Personal Computer News


Air Traffic Control

Author: Mike Gerrard
Publisher: Microdeal
Machine: Dragon 32

 
Published in Personal Computer News #057

Plane Speaking

Plane Speaking

Air Traffic Control is another Microdeal import from the American software house of Tom Mix, by the author of the successful Space Shuttle and The King.

Objective

You control two runways, from which you must successfully guide the take-off and landing of numerous planes: two inbound and one outbound for each of the five difficulty levels i.e. ten inbound and five outbound on the hardest level.

In Play

The cursor is used to pick up and guide a particular plane. Thankfully, all planes are Remotely Piloted Vehicles, the inbound already circling at the start, the outbound queuing up at the right of the screen. You can alter the plane's bearing, its velocity or its height, within certain parameters. The outbound planes are automatically placed on the runway you've chosen (through picking the N, S, NW or SE bearing.) The alterations are easily made using the joystick to increase/decrease settings, and the fire-button to lock them in.

Air Traffic Control

Before beginning, the program very sensibly asks if your machine can handle the double-speed poke, but even though my own Dragon can't, the action was quick and smooth enough for me, the graphics matching the Space Shuttle standard.

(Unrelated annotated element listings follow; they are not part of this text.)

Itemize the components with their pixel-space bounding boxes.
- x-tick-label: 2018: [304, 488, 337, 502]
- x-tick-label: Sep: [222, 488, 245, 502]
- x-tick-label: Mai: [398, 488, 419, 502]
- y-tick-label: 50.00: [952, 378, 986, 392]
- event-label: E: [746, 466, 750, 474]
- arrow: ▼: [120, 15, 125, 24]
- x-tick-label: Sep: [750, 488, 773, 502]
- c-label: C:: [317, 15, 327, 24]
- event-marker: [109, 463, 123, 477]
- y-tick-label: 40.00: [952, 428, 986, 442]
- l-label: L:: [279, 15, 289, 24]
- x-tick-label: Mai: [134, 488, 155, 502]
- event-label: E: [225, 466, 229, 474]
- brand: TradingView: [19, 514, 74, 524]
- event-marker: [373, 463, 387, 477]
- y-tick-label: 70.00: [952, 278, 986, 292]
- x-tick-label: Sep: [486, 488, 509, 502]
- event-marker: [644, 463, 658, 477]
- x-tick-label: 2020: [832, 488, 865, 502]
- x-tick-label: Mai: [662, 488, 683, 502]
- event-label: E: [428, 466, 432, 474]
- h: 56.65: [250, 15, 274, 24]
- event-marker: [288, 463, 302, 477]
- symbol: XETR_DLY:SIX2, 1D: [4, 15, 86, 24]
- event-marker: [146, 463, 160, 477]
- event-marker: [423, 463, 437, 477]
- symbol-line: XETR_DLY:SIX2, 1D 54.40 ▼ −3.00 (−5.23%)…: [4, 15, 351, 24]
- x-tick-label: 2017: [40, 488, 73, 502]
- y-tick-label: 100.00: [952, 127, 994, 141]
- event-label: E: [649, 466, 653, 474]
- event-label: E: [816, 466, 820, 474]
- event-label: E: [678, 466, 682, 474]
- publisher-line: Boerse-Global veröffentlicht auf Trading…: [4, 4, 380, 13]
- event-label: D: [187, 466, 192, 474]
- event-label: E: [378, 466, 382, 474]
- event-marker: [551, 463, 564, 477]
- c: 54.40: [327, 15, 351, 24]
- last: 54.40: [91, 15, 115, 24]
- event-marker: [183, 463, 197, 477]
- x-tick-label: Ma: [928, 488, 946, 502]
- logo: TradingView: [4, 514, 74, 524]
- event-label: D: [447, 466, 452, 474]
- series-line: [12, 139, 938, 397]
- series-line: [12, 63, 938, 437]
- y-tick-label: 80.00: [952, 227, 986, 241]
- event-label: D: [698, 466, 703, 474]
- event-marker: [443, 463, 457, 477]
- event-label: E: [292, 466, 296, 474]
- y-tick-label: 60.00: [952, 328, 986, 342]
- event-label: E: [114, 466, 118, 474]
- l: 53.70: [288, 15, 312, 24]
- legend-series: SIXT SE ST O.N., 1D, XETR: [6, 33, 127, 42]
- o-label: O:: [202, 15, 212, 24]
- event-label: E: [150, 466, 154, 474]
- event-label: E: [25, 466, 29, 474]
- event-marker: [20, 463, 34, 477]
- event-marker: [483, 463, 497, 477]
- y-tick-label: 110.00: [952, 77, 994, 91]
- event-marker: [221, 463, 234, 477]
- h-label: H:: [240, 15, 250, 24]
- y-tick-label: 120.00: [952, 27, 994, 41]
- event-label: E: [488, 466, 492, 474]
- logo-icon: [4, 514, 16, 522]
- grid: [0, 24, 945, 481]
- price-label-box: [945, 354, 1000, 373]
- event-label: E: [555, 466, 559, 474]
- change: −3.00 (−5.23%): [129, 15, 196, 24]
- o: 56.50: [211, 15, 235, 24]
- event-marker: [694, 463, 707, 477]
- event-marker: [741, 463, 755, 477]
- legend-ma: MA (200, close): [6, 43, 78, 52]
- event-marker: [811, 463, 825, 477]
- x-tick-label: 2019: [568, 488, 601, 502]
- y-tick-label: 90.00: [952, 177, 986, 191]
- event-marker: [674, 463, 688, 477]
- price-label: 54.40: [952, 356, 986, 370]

Everything takes place on the one screen, across the top of which is the wind speed (increases according to skill level), the direction it's blowing from, a clock showing number of minutes elapsed (bonus points for speed), and a space for error messages, which is the worst aspect of the program as these flash up only briefly, leaving you to wonder why your plane has suddenly disappeared mysteriously with not so much as a puff of smoke.

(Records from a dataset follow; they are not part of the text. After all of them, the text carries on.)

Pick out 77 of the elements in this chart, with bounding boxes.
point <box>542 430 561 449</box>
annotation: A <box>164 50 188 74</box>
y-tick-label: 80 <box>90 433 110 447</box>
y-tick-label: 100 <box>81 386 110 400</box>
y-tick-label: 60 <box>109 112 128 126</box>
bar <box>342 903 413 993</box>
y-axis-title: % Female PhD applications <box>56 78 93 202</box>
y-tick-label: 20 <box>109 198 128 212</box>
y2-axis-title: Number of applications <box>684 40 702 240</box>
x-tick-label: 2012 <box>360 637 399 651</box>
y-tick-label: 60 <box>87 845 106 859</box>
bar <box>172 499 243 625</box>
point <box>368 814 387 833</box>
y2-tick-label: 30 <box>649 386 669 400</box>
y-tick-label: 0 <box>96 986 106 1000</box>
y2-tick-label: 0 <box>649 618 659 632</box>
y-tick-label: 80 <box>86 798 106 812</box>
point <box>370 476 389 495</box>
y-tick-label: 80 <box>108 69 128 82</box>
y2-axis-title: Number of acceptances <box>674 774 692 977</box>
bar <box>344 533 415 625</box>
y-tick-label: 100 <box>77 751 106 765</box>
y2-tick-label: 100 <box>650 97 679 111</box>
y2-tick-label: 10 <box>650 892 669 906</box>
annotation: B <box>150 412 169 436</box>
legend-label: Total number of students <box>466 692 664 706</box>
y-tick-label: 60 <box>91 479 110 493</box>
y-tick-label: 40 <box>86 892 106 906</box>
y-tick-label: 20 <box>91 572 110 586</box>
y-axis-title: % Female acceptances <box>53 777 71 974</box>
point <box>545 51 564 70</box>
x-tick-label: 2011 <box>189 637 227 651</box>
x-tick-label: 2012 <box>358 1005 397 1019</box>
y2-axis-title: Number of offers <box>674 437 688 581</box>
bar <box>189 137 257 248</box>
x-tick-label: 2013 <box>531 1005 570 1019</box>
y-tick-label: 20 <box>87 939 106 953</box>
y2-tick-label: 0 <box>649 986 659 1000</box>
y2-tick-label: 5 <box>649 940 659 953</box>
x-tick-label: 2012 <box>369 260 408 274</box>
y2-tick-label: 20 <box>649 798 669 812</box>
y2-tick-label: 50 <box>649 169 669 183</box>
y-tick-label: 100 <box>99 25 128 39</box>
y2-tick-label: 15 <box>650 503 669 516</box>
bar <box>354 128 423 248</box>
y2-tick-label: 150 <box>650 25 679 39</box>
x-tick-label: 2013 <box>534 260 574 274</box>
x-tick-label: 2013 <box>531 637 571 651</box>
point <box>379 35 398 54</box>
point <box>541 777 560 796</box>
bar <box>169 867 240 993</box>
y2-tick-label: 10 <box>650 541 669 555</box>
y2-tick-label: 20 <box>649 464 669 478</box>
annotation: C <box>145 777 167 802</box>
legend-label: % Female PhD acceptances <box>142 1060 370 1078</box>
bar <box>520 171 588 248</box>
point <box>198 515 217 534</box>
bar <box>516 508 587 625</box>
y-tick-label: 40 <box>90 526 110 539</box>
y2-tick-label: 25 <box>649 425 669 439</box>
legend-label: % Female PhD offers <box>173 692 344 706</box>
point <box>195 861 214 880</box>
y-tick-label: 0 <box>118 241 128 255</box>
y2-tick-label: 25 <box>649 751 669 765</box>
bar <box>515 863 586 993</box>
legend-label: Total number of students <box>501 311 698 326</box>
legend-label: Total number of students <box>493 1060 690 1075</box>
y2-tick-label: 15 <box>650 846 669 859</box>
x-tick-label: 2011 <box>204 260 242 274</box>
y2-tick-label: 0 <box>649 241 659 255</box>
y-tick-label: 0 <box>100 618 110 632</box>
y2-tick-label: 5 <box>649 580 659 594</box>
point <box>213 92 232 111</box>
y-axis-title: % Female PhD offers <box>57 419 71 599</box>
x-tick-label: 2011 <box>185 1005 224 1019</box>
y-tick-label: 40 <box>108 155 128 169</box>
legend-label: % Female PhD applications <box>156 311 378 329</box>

The controls were easier to master than the average flight simulator, and I soon enjoyed trying to bring a succession of planes safely down. Once on the runway, control switches to a smaller graphics panel at the foot of the screen, the Glide Slope: you must bring your plane down here, keeping a careful eye on another panel to the right showing drift and rate of descent. The BBC version has a separate landing sequence for this part.

Verdict

Yet another piece of first-class Dragon software from Microdeal. Add it to the shopping list.